Fosfomycin: Complete Drug Monograph

Pharmacokinetic Profile

Half-Life

5.7 h (±2.8 h); prolonged to 11–50 h in renal impairment

Metabolism

Not metabolized; excreted unchanged

Protein Binding

0% (not bound to plasma proteins)

Bioavailability

37% (fasting); 30% (fed)

Volume of Distribution

136.1 L (±44.1 L)

Clinical Information

Drug Class

Phosphonic acid derivative (cell wall synthesis inhibitor)

Available Doses

Single-dose sachet: 3 g fosfomycin (as 5.631 g fosfomycin tromethamine) granules for oral solution

Route

Oral only (dissolved in water)

Renal Adjustment

No FDA dose adjustment specified; t½ prolonged 2–10× in renal impairment; urinary recovery significantly reduced

Hepatic Adjustment

None required (not hepatically metabolized)

Pregnancy

Category B; crosses placenta; use only if clearly needed

Lactation

Unknown if excreted in human milk; weigh risk vs benefit

Schedule / Legal Status

Prescription only (Rx)

Generic Available

Yes

Indications

Indication	Approved Population	Therapy Type	Status
Uncomplicated urinary tract infection (acute cystitis) due to E. coli or E. faecalis	Women ≥18 years	Monotherapy (single dose)	FDA Approved

Fosfomycin is a unique phosphonic acid antibiotic that achieves high urinary concentrations following a single 3-gram oral dose, making it one of the most convenient treatment options for uncomplicated cystitis. The IDSA 2010 guidelines list fosfomycin as one of three first-line agents for uncomplicated cystitis (alongside nitrofurantoin and TMP-SMX), with the caveat that its microbiologic eradication rates are somewhat lower than other first-line agents. Its unique mechanism of action (MurA inhibition) means there is generally no cross-resistance with other antibiotic classes, making it valuable for ESBL-producing and multidrug-resistant uropathogens.
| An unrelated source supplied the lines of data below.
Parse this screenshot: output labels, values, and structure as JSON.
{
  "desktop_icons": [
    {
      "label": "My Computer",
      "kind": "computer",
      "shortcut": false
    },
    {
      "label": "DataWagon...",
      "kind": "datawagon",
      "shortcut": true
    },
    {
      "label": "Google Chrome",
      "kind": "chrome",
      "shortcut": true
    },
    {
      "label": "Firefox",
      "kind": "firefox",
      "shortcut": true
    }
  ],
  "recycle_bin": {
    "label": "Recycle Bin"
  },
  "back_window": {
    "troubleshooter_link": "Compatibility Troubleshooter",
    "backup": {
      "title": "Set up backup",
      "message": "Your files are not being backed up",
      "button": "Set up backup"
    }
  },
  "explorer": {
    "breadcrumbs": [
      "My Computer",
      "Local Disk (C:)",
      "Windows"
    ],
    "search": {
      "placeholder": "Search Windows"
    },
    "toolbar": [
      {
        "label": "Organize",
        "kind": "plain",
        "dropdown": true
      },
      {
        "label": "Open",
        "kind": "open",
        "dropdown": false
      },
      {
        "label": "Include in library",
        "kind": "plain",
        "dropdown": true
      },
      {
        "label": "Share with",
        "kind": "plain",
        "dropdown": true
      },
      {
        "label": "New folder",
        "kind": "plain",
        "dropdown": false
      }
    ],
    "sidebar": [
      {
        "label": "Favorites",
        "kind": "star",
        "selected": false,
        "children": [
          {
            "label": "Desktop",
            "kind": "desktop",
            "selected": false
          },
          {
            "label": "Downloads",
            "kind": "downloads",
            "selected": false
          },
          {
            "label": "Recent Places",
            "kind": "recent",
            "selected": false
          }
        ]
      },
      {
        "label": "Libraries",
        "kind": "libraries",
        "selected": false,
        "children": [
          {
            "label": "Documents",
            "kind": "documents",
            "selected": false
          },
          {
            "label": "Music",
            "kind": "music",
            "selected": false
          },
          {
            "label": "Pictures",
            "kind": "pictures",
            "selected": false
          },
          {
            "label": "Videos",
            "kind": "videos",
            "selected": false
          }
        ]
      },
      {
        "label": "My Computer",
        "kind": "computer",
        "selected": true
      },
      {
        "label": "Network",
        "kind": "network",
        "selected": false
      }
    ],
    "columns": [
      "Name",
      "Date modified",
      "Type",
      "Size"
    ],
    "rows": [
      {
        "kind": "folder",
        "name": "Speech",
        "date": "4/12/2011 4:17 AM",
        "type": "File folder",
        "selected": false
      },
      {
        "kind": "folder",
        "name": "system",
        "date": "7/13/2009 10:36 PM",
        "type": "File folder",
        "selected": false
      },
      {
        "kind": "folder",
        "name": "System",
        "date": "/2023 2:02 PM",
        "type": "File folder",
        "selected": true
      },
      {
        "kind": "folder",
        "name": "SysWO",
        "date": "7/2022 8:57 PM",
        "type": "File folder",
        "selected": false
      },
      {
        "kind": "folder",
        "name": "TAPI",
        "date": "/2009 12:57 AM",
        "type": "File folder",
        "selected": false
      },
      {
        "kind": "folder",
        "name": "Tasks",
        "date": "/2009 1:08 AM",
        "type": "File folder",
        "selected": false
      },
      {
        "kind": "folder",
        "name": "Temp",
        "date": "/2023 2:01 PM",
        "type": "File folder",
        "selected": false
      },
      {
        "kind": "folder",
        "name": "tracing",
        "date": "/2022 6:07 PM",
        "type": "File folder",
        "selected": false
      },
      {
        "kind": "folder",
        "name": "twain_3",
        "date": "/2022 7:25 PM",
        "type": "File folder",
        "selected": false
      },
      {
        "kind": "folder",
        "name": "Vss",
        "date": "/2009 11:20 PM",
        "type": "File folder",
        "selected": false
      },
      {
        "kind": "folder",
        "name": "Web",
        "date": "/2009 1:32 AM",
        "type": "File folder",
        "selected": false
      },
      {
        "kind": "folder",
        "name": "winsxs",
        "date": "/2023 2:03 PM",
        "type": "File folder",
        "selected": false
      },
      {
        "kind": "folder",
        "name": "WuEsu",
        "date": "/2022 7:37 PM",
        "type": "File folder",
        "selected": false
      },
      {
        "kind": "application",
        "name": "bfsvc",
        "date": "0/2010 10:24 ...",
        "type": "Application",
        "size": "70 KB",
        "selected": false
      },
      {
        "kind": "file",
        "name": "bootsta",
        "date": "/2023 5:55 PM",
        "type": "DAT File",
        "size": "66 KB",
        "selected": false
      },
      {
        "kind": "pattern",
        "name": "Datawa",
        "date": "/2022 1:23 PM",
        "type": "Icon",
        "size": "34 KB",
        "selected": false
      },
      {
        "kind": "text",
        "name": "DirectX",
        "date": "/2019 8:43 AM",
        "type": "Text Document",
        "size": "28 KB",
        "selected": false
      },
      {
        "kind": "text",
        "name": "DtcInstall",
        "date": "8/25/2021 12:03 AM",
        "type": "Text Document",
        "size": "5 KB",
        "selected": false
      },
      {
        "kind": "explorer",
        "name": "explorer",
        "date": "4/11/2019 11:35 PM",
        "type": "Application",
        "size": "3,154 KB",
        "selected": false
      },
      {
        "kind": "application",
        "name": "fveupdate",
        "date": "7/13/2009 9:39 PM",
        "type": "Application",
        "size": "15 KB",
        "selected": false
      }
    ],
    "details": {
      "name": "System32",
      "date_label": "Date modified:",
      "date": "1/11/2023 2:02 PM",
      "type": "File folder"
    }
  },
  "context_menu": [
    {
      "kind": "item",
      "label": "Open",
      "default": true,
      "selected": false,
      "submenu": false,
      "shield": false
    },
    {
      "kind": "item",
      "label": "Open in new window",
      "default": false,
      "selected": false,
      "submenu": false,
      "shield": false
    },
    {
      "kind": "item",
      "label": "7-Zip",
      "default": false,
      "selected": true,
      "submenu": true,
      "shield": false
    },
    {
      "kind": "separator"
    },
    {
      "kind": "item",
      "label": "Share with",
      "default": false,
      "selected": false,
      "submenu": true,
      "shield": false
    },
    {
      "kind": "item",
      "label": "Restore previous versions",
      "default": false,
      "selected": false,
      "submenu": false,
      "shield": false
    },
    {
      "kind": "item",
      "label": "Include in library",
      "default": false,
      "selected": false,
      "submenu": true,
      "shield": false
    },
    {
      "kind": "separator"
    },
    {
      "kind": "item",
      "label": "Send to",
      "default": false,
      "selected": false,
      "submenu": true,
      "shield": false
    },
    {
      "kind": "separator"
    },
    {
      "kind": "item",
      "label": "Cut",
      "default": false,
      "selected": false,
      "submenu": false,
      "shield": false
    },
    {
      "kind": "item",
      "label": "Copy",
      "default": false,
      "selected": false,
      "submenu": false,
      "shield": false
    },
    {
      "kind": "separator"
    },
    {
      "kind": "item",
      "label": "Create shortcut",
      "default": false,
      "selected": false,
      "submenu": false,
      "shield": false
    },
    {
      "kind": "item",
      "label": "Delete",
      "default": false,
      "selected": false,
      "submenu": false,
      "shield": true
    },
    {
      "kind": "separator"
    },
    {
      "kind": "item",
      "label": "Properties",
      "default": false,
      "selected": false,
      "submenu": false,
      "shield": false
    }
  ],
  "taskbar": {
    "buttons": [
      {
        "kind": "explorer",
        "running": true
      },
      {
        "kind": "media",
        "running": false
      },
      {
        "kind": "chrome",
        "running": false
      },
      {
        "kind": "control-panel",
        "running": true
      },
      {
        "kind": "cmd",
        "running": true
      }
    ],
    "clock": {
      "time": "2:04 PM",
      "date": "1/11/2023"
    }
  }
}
Fosfomycin is not indicated for pyelonephritis or perinephric abscess, as oral dosing does not achieve sufficient systemic or renal parenchymal concentrations.

Notable Off-Label Uses

Complicated or MDR UTI (ESBL-producing E. coli, VRE) — 3 g PO every 48–72 hours for 3 doses. Used when other oral options are limited by resistance. Evidence quality: Low-Moderate (retrospective data).

Chronic bacterial prostatitis — 3 g PO every 48–72 hours for multiple weeks. Fosfomycin distributes to prostate and seminal vesicles, but evidence is limited. Evidence quality: Low.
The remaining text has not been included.